Muted Bonus Season on Wall Street & The City

Banks in Europe and the United States are competing over a receding bonus pool in the financial industry. In Great Britain, many investment bankers are seeing a reduction in bonuses after another difficult market year. Furthermore, they are bracing for more potential restriction on compensation as political elections take place. Payouts for bankers in the United States, many of which will publish their results soon, are also expected to be muted, especially considering the past underwhelming fourth quarter. For example, Citigroup has declared that the bonus ratio for businesses would drop by approximately 7 percent.

Analysts of compensation trends on Wall Street believe that it is getting tough to keep peace within financial institutions as finance practitioners and traders war over who should get what in terms of bonuses. Ultimately, this is shrinking the pie. Observers of City banks in London such as Deutsche Bank and Barclays reveal that bonus ratios have fallen resulting from meager fixed-earning business records and the influence of a European bonus cap, restricting payouts to be within two times of the fixed pay of a banker.

Certain financial institutions, such as HSBC and Royal Bank of Scotland, are supposed to cut their bonus pools because of an unprecedented $4.3 billion dollar fine incurred for foreign currency trading fraud that they and other associated banks like UBS and Bank of America were compiled to pay in November. Investors are also looking at banks for a higher return on their capital through higher dividends and equity buybacks.
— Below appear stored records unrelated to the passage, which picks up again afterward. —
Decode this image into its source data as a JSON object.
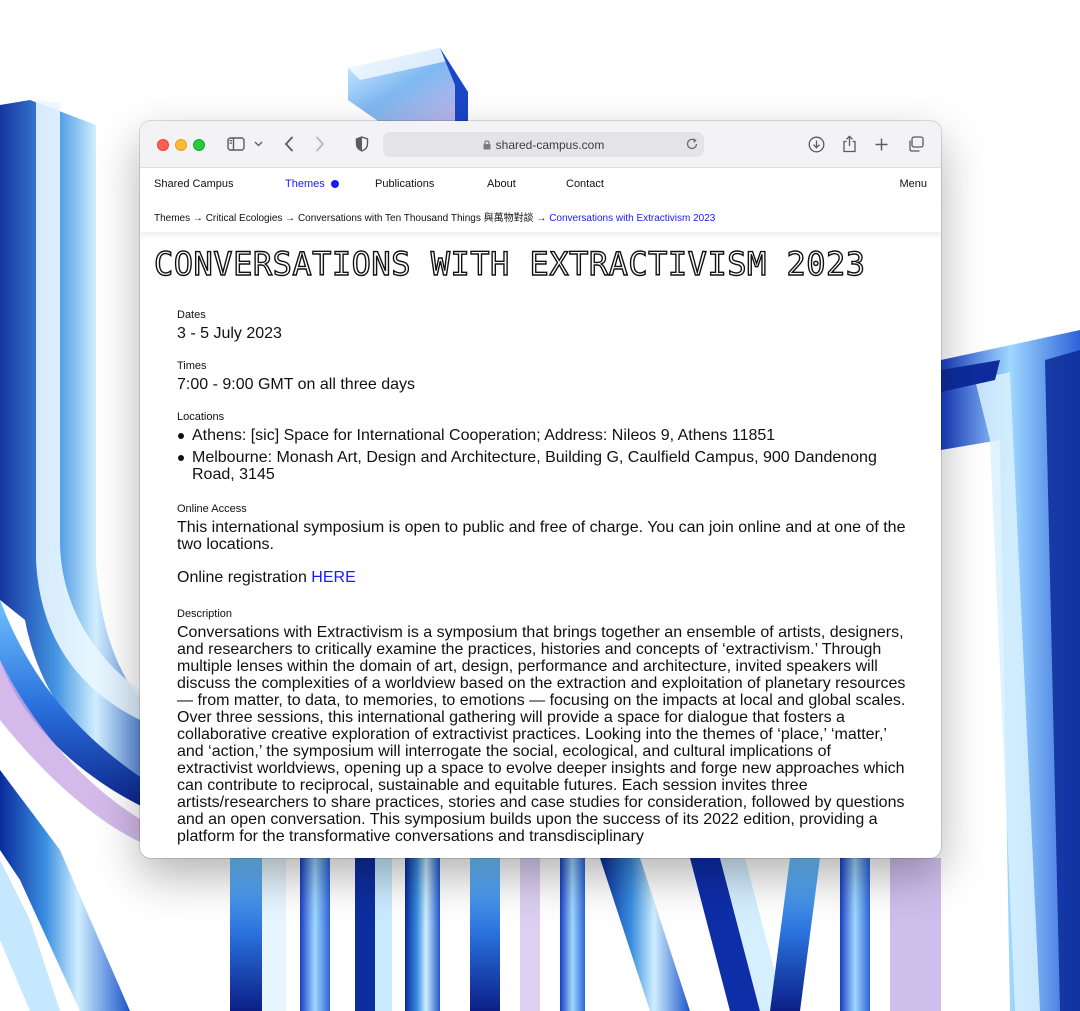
{
  "browser": {
    "url": "shared-campus.com"
  },
  "nav": {
    "brand": "Shared Campus",
    "themes": "Themes",
    "publications": "Publications",
    "about": "About",
    "contact": "Contact",
    "menu": "Menu"
  },
  "breadcrumb": {
    "items": [
      "Themes →",
      "Critical Ecologies →",
      "Conversations with Ten Thousand Things 與萬物對談 →"
    ],
    "current": "Conversations with Extractivism 2023"
  },
  "page": {
    "title": "CONVERSATIONS WITH EXTRACTIVISM 2023",
    "dates_label": "Dates",
    "dates": "3 - 5 July 2023",
    "times_label": "Times",
    "times": "7:00 - 9:00 GMT on all three days",
    "locations_label": "Locations",
    "locations": [
      "Athens: [sic] Space for International Cooperation; Address: Nileos 9, Athens 11851",
      "Melbourne: Monash Art, Design and Architecture, Building G, Caulfield Campus, 900 Dandenong Road, 3145"
    ],
    "online_label": "Online Access",
    "online_text": "This international symposium is open to public and free of charge. You can join online and at one of the two locations.",
    "registration_text": "Online registration",
    "registration_link": "HERE",
    "description_label": "Description",
    "description": "Conversations with Extractivism is a symposium that brings together an ensemble of artists, designers, and researchers to critically examine the practices, histories and concepts of ‘extractivism.’ Through multiple lenses within the domain of art, design, performance and architecture, invited speakers will discuss the complexities of a worldview based on the extraction and exploitation of planetary resources — from matter, to data, to memories, to emotions — focusing on the impacts at local and global scales. Over three sessions, this international gathering will provide a space for dialogue that fosters a collaborative creative exploration of extractivist practices. Looking into the themes of ‘place,’ ‘matter,’ and ‘action,’ the symposium will interrogate the social, ecological, and cultural implications of extractivist worldviews, opening up a space to evolve deeper insights and forge new approaches which can contribute to reciprocal, sustainable and equitable futures. Each session invites three artists/researchers to share practices, stories and case studies for consideration, followed by questions and an open conversation. This symposium builds upon the success of its 2022 edition, providing a platform for the transformative conversations and transdisciplinary"
  },
  "colors": {
    "accent": "#1a1aff",
    "glass_light": "#bfe6ff",
    "glass_mid": "#3a8fe0",
    "glass_dark": "#0a2a9c"
  }
}
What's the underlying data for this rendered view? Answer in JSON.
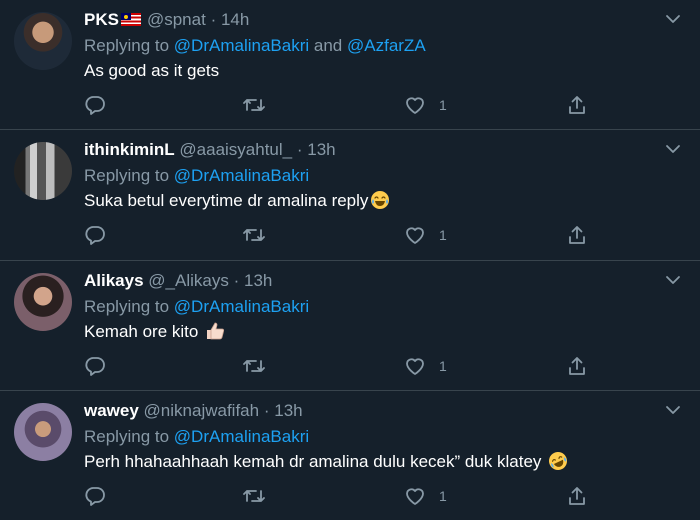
{
  "tweets": [
    {
      "name": "PKS",
      "has_flag": true,
      "handle": "@spnat",
      "time": "14h",
      "replying_prefix": "Replying to",
      "mentions": [
        "@DrAmalinaBakri",
        "@AzfarZA"
      ],
      "mention_joiner": "and",
      "text": "As good as it gets",
      "likes": "1"
    },
    {
      "name": "ithinkiminL",
      "handle": "@aaaisyahtul_",
      "time": "13h",
      "replying_prefix": "Replying to",
      "mentions": [
        "@DrAmalinaBakri"
      ],
      "text": "Suka betul everytime dr amalina reply",
      "emoji": "tears-of-joy-emoji",
      "likes": "1"
    },
    {
      "name": "Alikays",
      "handle": "@_Alikays",
      "time": "13h",
      "replying_prefix": "Replying to",
      "mentions": [
        "@DrAmalinaBakri"
      ],
      "text": "Kemah ore kito",
      "emoji": "thumbs-up-emoji",
      "likes": "1"
    },
    {
      "name": "wawey",
      "handle": "@niknajwafifah",
      "time": "13h",
      "replying_prefix": "Replying to",
      "mentions": [
        "@DrAmalinaBakri"
      ],
      "text": "Perh hhahaahhaah kemah dr amalina dulu kecek” duk klatey",
      "emoji": "rolling-laughing-emoji",
      "likes": "1"
    }
  ],
  "separator": "·",
  "colors": {
    "background": "#15202b",
    "muted": "#8899a6",
    "link": "#1da1f2",
    "divider": "#38444d"
  }
}
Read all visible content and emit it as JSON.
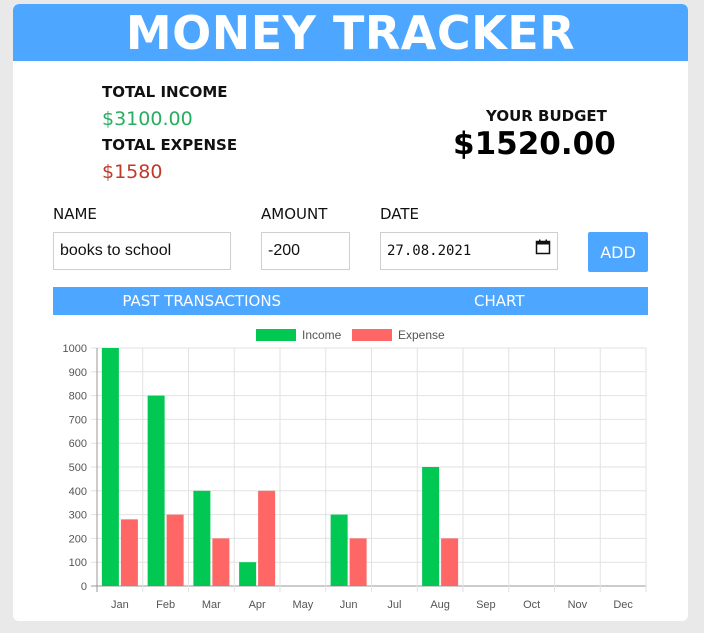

Goldman Sachs, which traditionally is the indicator for bonus prospects in the industry, is predicting to allocate approximately 38 percent of its profits to staff in salaries and bonuses. The figure equals the figure paid last year, which is the second-lowest since its inception as a public company. Prior to this financial crunch, Goldman used to pay its workers over 40 percent of its profits.

Nevertheless, American banks are proving more generous than their European counterparts, specifically by giving more in cash than equities. For instance, Morgan Stanley had declared at the end of previous year that it would pay a larger part of the bonus in hard cash. This was interpreted as an effort to counter the criticism that its bigger-than-average deferred pay was going to add a lot to its balance sheet in coming years as well as to incentivize its workforce.

In the year 2013, the top 121 British bankers at Goldman Sachs were paid much more than their counterparts in the Britain, as much as approximately £3m each, based on their financial records. But the Office for National Statistics informs that the bonuses within the entire British financial sector last year were as much as 25 percent lower than their high in 2007. While business earnings are still tepid, greater competition exists for financial institutions seeking a profit. Moreover, the tussle for talent is also expected to catch fire this year as these institutions aggressively seek young bankers who can generate $100 million in earnings annually.